In today's WSJ (April 29, 2010), Gary Shilling delivers the lowdown on government pensions:
Years ago, there was an informal "social contract"—public employees generally received lower wages than private-sector workers, and in return they got earlier retirement and generous pensions, allowing them to catch up. That arrangement has long since gone by the boards. The result is a remarkable trend. State and local government employees for years have received pay increases in excess of inflation, and BLS figures show they now have wages that are 34% higher on average than in the private sector.
To me, it's even more simple. It is foolish to spend lots of money on unproductive people, because each dollar that goes to someone who isn't working is a dollar taken away from someone who wants to work or is currently working. Typically, working and non-retired people contribute more to the economy because they spend more money on purchases such as homes, cars, appliances, and miscellaneous items, including items for their children.

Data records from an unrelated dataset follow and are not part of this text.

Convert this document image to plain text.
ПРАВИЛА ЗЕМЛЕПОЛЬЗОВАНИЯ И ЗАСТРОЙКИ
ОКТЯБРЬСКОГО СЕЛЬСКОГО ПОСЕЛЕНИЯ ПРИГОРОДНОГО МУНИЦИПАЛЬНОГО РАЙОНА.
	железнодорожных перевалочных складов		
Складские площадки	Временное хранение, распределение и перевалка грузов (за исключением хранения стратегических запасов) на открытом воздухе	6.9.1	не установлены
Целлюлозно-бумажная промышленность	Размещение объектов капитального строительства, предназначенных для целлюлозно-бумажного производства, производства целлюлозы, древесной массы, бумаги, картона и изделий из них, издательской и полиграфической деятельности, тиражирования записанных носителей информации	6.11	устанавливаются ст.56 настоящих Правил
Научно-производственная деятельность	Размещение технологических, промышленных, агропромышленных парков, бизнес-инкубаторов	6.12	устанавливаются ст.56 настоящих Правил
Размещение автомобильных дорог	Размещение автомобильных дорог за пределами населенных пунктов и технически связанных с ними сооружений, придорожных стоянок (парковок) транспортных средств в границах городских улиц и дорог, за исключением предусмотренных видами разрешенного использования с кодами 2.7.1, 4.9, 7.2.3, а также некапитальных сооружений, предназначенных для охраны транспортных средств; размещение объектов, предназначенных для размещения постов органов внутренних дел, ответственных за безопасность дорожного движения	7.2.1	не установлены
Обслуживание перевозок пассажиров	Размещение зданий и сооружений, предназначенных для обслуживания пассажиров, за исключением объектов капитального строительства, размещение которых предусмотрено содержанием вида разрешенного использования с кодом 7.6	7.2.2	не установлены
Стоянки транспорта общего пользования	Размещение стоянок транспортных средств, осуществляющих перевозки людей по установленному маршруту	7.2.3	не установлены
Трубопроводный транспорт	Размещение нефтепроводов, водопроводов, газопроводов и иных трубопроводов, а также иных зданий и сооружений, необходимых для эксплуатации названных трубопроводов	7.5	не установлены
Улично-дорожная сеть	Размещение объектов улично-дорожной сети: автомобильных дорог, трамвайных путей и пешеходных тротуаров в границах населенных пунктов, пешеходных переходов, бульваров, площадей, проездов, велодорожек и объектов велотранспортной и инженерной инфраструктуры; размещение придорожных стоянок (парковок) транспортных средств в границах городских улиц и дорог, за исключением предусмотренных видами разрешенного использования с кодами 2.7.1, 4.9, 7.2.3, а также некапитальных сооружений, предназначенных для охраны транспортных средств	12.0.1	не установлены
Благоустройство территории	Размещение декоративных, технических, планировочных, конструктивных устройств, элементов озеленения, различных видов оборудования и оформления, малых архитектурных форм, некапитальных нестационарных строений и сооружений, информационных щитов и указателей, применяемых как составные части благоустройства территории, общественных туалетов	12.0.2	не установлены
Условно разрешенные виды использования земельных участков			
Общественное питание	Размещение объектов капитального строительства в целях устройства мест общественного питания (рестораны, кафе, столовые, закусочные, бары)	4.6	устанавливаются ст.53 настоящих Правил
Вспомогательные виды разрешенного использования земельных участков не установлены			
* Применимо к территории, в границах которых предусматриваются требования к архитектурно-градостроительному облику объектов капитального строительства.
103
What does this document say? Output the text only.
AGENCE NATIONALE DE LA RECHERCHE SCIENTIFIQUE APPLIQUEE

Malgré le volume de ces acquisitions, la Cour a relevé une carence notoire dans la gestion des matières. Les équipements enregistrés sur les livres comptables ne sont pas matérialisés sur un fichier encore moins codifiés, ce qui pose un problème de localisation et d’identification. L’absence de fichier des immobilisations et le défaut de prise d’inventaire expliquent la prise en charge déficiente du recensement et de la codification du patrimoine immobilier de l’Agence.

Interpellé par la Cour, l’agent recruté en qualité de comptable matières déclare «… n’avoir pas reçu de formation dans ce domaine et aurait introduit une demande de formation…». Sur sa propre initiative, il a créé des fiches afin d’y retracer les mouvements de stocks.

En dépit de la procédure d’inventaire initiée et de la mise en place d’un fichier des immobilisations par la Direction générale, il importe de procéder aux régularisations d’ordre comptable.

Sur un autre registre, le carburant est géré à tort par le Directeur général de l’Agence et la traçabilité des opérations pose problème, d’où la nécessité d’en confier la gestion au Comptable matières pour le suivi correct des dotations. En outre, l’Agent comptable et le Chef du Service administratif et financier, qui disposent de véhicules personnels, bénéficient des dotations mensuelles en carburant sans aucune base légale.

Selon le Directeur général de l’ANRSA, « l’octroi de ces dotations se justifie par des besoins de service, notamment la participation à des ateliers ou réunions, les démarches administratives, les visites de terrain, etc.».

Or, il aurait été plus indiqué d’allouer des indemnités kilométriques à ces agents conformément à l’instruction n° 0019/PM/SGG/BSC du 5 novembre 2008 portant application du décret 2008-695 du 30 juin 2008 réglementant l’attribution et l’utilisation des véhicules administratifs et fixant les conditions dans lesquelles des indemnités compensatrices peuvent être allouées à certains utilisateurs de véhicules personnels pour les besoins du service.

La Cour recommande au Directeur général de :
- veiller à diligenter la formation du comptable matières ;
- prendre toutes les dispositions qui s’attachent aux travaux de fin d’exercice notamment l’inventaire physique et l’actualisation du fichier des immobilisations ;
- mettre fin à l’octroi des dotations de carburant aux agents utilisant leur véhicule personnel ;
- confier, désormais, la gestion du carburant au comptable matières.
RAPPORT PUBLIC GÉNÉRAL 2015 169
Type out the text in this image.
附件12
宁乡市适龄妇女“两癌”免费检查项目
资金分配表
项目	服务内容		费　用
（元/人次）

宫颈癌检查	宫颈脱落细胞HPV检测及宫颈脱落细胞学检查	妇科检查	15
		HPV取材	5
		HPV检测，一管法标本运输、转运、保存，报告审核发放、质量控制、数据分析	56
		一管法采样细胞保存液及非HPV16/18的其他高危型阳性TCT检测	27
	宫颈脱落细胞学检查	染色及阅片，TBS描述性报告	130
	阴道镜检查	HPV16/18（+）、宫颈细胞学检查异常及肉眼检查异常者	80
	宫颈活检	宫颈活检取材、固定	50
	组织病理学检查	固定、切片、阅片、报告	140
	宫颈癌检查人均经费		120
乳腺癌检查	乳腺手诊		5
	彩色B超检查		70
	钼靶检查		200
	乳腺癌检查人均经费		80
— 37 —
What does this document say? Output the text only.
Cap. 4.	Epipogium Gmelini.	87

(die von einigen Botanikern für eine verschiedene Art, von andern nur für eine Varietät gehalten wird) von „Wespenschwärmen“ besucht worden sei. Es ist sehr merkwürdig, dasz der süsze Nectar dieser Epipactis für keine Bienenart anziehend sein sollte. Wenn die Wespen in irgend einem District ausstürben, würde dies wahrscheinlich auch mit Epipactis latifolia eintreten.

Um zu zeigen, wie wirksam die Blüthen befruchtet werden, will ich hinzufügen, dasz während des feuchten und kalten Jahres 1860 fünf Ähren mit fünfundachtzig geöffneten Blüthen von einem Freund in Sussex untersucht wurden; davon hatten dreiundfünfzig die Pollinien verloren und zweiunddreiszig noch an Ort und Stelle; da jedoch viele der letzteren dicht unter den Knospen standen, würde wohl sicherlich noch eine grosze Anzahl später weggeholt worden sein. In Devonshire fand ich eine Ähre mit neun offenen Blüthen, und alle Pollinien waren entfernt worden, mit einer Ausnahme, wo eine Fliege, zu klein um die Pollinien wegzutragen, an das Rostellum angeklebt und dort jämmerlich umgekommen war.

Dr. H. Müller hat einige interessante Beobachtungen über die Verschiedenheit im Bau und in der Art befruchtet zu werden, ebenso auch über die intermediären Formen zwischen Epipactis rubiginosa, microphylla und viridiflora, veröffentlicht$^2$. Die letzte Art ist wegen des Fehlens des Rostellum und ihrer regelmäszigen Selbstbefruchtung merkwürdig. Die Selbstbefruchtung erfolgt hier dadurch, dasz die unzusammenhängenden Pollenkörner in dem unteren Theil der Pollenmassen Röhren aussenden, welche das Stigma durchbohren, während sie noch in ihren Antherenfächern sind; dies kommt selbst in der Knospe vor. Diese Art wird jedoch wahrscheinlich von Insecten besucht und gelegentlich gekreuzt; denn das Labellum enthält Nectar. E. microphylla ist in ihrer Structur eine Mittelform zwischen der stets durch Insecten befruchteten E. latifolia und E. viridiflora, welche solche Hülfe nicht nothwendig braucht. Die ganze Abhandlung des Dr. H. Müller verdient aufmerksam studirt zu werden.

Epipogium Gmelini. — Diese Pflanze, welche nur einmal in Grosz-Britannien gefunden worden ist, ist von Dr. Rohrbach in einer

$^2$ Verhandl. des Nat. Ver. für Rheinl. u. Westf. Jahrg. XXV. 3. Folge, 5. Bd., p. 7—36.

Also, if retired people--whether Joe the Plumber or Joe the Police Officer--continue to make large purchases, they would actually hurt younger, newer couples by raising demand and prices. For example, if a retired person has a large pension and decides to buy a second home, s/he takes the home off the market for a first-time homebuyer who now has to look elsewhere for a home or try to compete with someone who has a stable pension and who has had decades to built up assets.
In a world where products and money are not infinite, each dollar makes a difference, whether positive or negative.